Rendika tersenyum. “Lo kayanya suka bercanda. Tapi sayang, candaan Lo gak lucu.”

“Gue gak lagi bercanda.”

“Jendra,” Rendika memanggil. Pria itu menatap Jendra. “Jangan tidur sama Raihan, tidur sama gue aja.”

“Lo banyak mau ya?”

“Bukan banyak mau, tapi gue berubah pikiran.” Sangkal Rendika. “Gimana kalau kita tidur di sini? Sambil liat bintang?” Usul Rendika.

“Dingin, sayang. Nanti Lo bisa sakit.”

“Siapa yang kasih izin Lo buat manggil gue sayang?” Tanya Rendika.

“Gue sendiri.” Jendra berdiri. “Udah ayo masuk. Nanti kalau gue udah sukses, gue buatin rumah yang atapnya bisa dibuka. Supaya Lo bisa liat bintang setiap hari.” Tangannya terulur, menunggu Rendika menerimanya.
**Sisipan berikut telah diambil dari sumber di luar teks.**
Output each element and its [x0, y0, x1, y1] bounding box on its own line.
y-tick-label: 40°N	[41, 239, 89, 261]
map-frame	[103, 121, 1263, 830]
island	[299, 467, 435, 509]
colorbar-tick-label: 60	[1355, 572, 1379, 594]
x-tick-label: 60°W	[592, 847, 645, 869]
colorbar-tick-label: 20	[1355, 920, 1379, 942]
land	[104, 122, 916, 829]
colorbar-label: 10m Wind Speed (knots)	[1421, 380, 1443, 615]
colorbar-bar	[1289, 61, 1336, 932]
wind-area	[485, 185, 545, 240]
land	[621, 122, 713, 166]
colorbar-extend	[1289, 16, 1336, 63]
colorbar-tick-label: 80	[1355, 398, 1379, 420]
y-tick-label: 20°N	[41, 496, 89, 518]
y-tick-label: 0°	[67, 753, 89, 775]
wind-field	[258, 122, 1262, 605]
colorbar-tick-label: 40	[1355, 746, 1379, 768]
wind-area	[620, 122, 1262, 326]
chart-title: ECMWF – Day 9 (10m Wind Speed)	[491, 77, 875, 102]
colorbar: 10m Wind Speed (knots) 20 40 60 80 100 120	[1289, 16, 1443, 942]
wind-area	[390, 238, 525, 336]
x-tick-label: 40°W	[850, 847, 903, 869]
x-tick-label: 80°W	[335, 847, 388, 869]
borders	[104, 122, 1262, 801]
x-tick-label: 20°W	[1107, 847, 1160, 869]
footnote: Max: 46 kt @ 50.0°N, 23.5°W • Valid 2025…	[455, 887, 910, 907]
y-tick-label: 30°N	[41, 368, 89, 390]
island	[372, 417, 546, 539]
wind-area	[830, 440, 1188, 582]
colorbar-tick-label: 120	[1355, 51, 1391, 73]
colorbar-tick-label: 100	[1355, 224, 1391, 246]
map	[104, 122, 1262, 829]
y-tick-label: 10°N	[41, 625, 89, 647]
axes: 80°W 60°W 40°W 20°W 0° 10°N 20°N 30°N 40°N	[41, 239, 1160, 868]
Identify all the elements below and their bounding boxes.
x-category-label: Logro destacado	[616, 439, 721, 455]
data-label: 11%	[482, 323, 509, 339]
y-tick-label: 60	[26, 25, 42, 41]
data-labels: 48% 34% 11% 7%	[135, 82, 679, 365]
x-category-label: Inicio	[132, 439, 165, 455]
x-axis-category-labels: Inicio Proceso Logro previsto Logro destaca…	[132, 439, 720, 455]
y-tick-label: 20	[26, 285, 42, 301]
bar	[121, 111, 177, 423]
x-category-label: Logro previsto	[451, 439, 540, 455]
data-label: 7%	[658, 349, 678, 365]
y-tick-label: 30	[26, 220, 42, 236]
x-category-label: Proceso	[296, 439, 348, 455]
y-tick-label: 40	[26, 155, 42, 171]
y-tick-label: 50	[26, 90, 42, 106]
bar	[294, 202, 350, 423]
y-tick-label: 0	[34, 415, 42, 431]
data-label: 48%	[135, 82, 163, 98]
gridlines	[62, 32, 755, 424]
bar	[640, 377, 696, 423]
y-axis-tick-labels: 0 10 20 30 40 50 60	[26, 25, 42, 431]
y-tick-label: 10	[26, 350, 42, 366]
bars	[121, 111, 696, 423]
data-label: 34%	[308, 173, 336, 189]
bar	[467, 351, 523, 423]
Rendika menerima uluran tangan itu, lalu berdiri. “So sweet banget tunangan guee.”

“Makin sayang nggak?”

“Iya, tapi sedikit. Sedikit banget. Cuma 0,01 dari 100.”

“Sedikit banget, tapi gak papa. Setidaknya ada peningkatan.”

Lalu keduanya tertawa. Menganggap obrolan mereka kelewat lucu dan tidak masuk akal.

Apapun itu, nyatanya malam ini mereka semakin menghilangkan jarak yang ada. Mengobrol, tertawa, bahkan merencanakan masa depan bersama.